Depressionen sind unweigerlich ein komplexes Thema, mit dem sich der Autor mit seiner Figur Nora sensibel aber auch letztlich lebensbejahend auseinandersetzt. Matt Haig will keine psychologischen Ratschläge geben, aber er zeigt empathisch, dass er mit dieser Krankheit und seinen Tiefen sowie dem Kampf, immer wieder nach oben zu kommen und an sich zu glauben, lebt.

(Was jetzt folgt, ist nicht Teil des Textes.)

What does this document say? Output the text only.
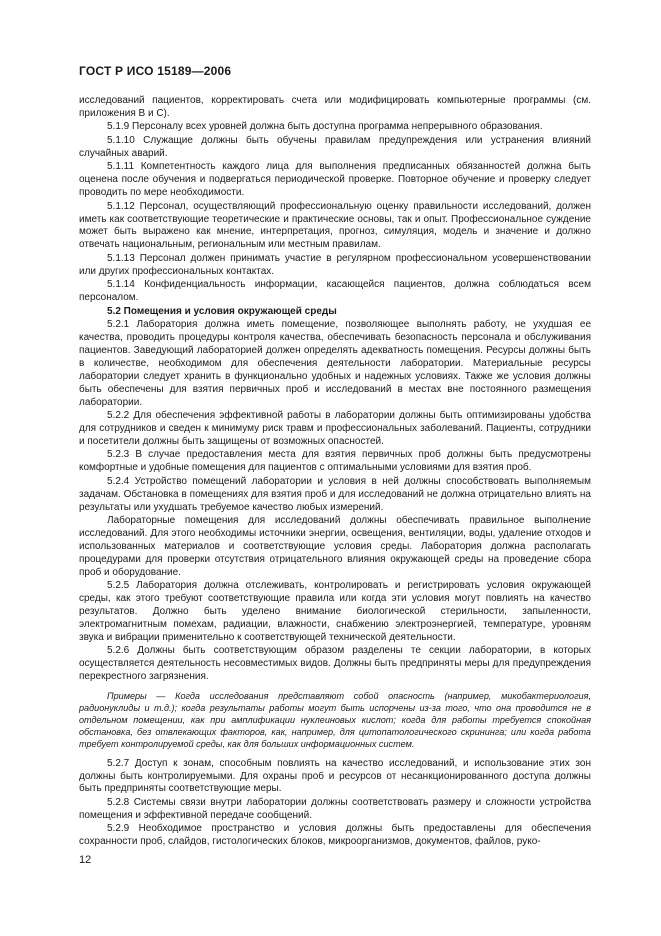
ГОСТ Р ИСО 15189—2006

исследований пациентов, корректировать счета или модифицировать компьютерные программы (см. приложения B и C).

5.1.9 Персоналу всех уровней должна быть доступна программа непрерывного образования.

5.1.10 Служащие должны быть обучены правилам предупреждения или устранения влияний случайных аварий.

5.1.11 Компетентность каждого лица для выполнения предписанных обязанностей должна быть оценена после обучения и подвергаться периодической проверке. Повторное обучение и проверку следует проводить по мере необходимости.

5.1.12 Персонал, осуществляющий профессиональную оценку правильности исследований, должен иметь как соответствующие теоретические и практические основы, так и опыт. Профессиональное суждение может быть выражено как мнение, интерпретация, прогноз, симуляция, модель и значение и должно отвечать национальным, региональным или местным правилам.

5.1.13 Персонал должен принимать участие в регулярном профессиональном усовершенствовании или других профессиональных контактах.

5.1.14 Конфиденциальность информации, касающейся пациентов, должна соблюдаться всем персоналом.

5.2 Помещения и условия окружающей среды

5.2.1 Лаборатория должна иметь помещение, позволяющее выполнять работу, не ухудшая ее качества, проводить процедуры контроля качества, обеспечивать безопасность персонала и обслуживания пациентов. Заведующий лабораторией должен определять адекватность помещения. Ресурсы должны быть в количестве, необходимом для обеспечения деятельности лаборатории. Материальные ресурсы лаборатории следует хранить в функционально удобных и надежных условиях. Также же условия должны быть обеспечены для взятия первичных проб и исследований в местах вне постоянного размещения лаборатории.

5.2.2 Для обеспечения эффективной работы в лаборатории должны быть оптимизированы удобства для сотрудников и сведен к минимуму риск травм и профессиональных заболеваний. Пациенты, сотрудники и посетители должны быть защищены от возможных опасностей.

5.2.3 В случае предоставления места для взятия первичных проб должны быть предусмотрены комфортные и удобные помещения для пациентов с оптимальными условиями для взятия проб.

5.2.4 Устройство помещений лаборатории и условия в ней должны способствовать выполняемым задачам. Обстановка в помещениях для взятия проб и для исследований не должна отрицательно влиять на результаты или ухудшать требуемое качество любых измерений.

Лабораторные помещения для исследований должны обеспечивать правильное выполнение исследований. Для этого необходимы источники энергии, освещения, вентиляции, воды, удаление отходов и использованных материалов и соответствующие условия среды. Лаборатория должна располагать процедурами для проверки отсутствия отрицательного влияния окружающей среды на проведение сбора проб и оборудование.

5.2.5 Лаборатория должна отслеживать, контролировать и регистрировать условия окружающей среды, как этого требуют соответствующие правила или когда эти условия могут повлиять на качество результатов. Должно быть уделено внимание биологической стерильности, запыленности, электромагнитным помехам, радиации, влажности, снабжению электроэнергией, температуре, уровням звука и вибрации применительно к соответствующей технической деятельности.

5.2.6 Должны быть соответствующим образом разделены те секции лаборатории, в которых осуществляется деятельность несовместимых видов. Должны быть предприняты меры для предупреждения перекрестного загрязнения.

Примеры — Когда исследования представляют собой опасность (например, микобактериология, радионуклиды и т.д.); когда результаты работы могут быть испорчены из-за того, что она проводится не в отдельном помещении, как при амплификации нуклеиновых кислот; когда для работы требуется спокойная обстановка, без отвлекающих факторов, как, например, для цитопатологического скрининга; или когда работа требует контролируемой среды, как для больших информационных систем.

5.2.7 Доступ к зонам, способным повлиять на качество исследований, и использование этих зон должны быть контролируемыми. Для охраны проб и ресурсов от несанкционированного доступа должны быть предприняты соответствующие меры.

5.2.8 Системы связи внутри лаборатории должны соответствовать размеру и сложности устройства помещения и эффективной передаче сообщений.

5.2.9 Необходимое пространство и условия должны быть предоставлены для обеспечения сохранности проб, слайдов, гистологических блоков, микроорганизмов, документов, файлов, руко-

12
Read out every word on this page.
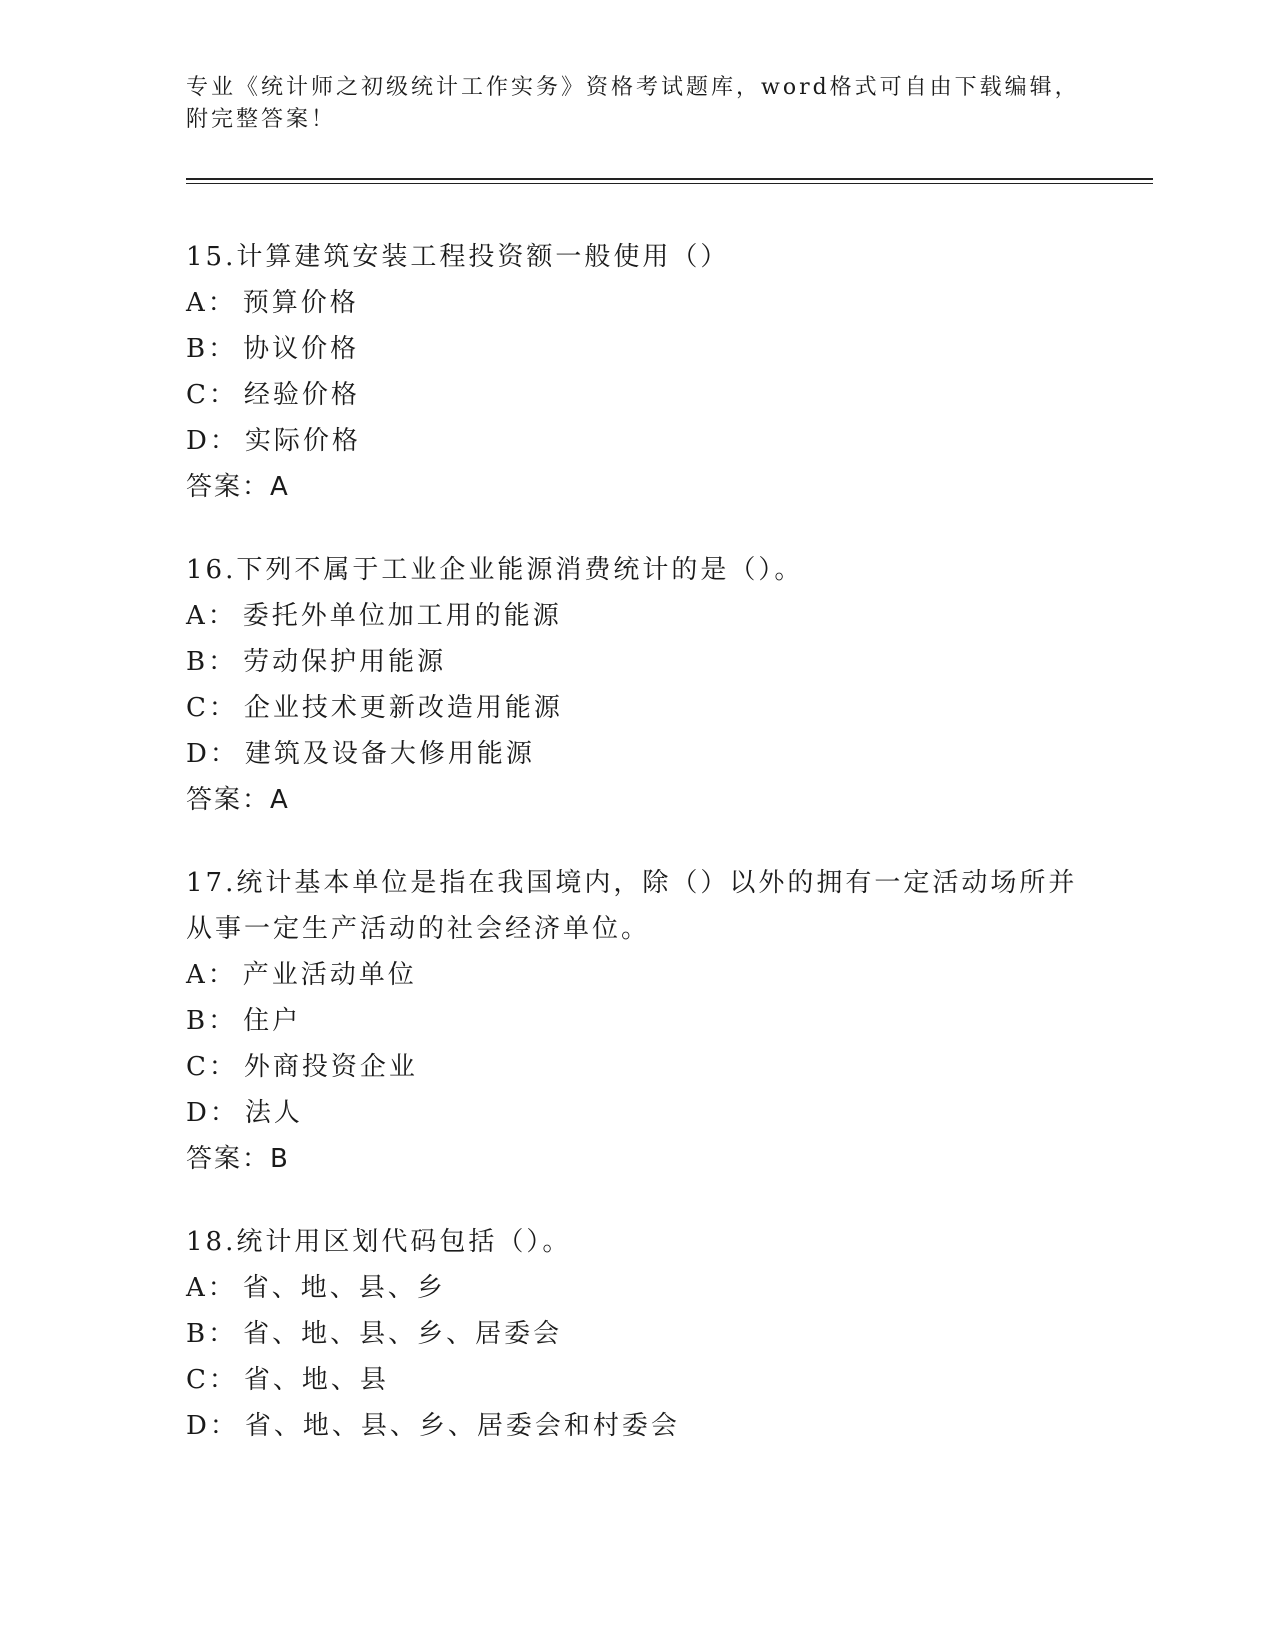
专业《统计师之初级统计工作实务》资格考试题库，word格式可自由下载编辑，
附完整答案！
15.计算建筑安装工程投资额一般使用（）
A： 预算价格
B： 协议价格
C： 经验价格
D： 实际价格
答案：A
16.下列不属于工业企业能源消费统计的是（）。
A： 委托外单位加工用的能源
B： 劳动保护用能源
C： 企业技术更新改造用能源
D： 建筑及设备大修用能源
答案：A
17.统计基本单位是指在我国境内，除（）以外的拥有一定活动场所并
从事一定生产活动的社会经济单位。
A： 产业活动单位
B： 住户
C： 外商投资企业
D： 法人
答案：B
18.统计用区划代码包括（）。
A： 省、地、县、乡
B： 省、地、县、乡、居委会
C： 省、地、县
D： 省、地、县、乡、居委会和村委会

„Die Mitternachtsbibliothek“ ist ein intensiver Roman, der nachdenklich macht und letztlich zeigt, dass jedes Leben Potenzial in sich hat, aber nicht immer einfach ist, zu entdecken und dann auszuleben. „Denn das Unmögliche geschieht dadurch, dass man lebt.“ Und dafür gehört immer wieder mal mehr oder weniger Mut.
Das Cover und die liebevolle Buchinnengestaltung mit einem Rückgabe-Terminzettel auf der ersten Seite, wie einem leeren Umschlag auf der letzten Seite passen mehrdeutig perfekt.